Scientifically, Grinding helps release the volatile oils in the herbs and ingredients due to which the smell and taste factors are much more enhanced and pronounced. It is these oils that create the aromatic aura that liven by the senses.
While I admit it is a wonderful experience for the visual and olfactory senses, the exercise did test my arm muscles. However, the pain is worth having a bowl of beautiful freshly ground chutney that is robust in its flavour, colour and smell.

While everyone would have different takes on their chutney compositions, I have outlined a simple but abundant with flavour version of my chutney. Some people may like adding sugar to this blend but believe me, its best to have the ingredients shine in their natural flavour.

Spicy Coriander and Mint Chutney

Ingredients:

2 cups fresh coriander - leaves with stalks as the stalks are the main parts having the beautiful earthy flavour (it wouldn’t hut to grow some coriander on the window sill to be able to harvest it fresh whenever the need arises..Its pretty simple)

1 cup Fresh Mint leaves (Again, best when harvested from the window sill)

4-5 green chillies (the hot variety- believe me, it delivers the best flavour punch)
Juice of 1 large lemon

5-6 cloves freshly peeled garlic

Salt – just enough to enhance the taste (not drown the individual flavours)
                                             

Using the grinding stone, crush all the ingredients well except the lemon and salt. Add them at the end of the grinding process. A little sprinkling of water may be needed just to bring everything together as a paste but do not add more water (as one would normally do in a electric blender to make a smooth paste) to make a smooth paste. The whole idea is to have a rustic, a bit coarse blend to be able to experience the all the ingredients. Adding too much water will dilute the flavours and also, the chutney will blacken after a couple of days.  
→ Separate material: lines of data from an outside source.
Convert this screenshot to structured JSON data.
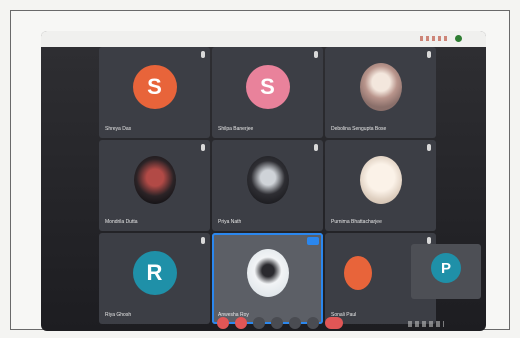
{
  "participants": [
    {
      "initial": "S",
      "name": "Shreya Das",
      "color": "#e8643a"
    },
    {
      "initial": "S",
      "name": "Shilpa Banerjee",
      "color": "#e9829b"
    },
    {
      "initial": "",
      "name": "Debolina Sengupta Bose",
      "color": "#d8c4b6"
    },
    {
      "initial": "",
      "name": "Mondrila Dutta",
      "color": "#7a3a3a"
    },
    {
      "initial": "",
      "name": "Priya Nath",
      "color": "#bfc5cc"
    },
    {
      "initial": "",
      "name": "Purnima Bhattacharjee",
      "color": "#efe3d7"
    },
    {
      "initial": "R",
      "name": "Riya Ghosh",
      "color": "#1f90a8"
    },
    {
      "initial": "",
      "name": "Anwesha Roy",
      "color": "#e6ecef"
    },
    {
      "initial": "",
      "name": "Sonali Paul",
      "color": "#3b3d44"
    }
  ],
  "overlay": {
    "initial": "P",
    "color": "#1f90a8"
  },
  "colors": {
    "accent": "#2b87ee",
    "recording": "#2e7d32",
    "leave": "#e05656"
  }
}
Some versions also add freshly grated coconut to this mixture while others may add some roasted peanuts to add a nutty character but frankly, its best to have the fresh herbs speak for themselves in such a simple creation.

The above should give you one bowl of spicy Green chutney. 
  
While I do agree that the process may sound time consuming and tedious to some, its worth every bit of effort put into it. Many more variants of pastes, chutneys, dry spice mixes can be created using this humble tool.


Look forward to sharing more such traditional, high on flavour recipes in my further posts.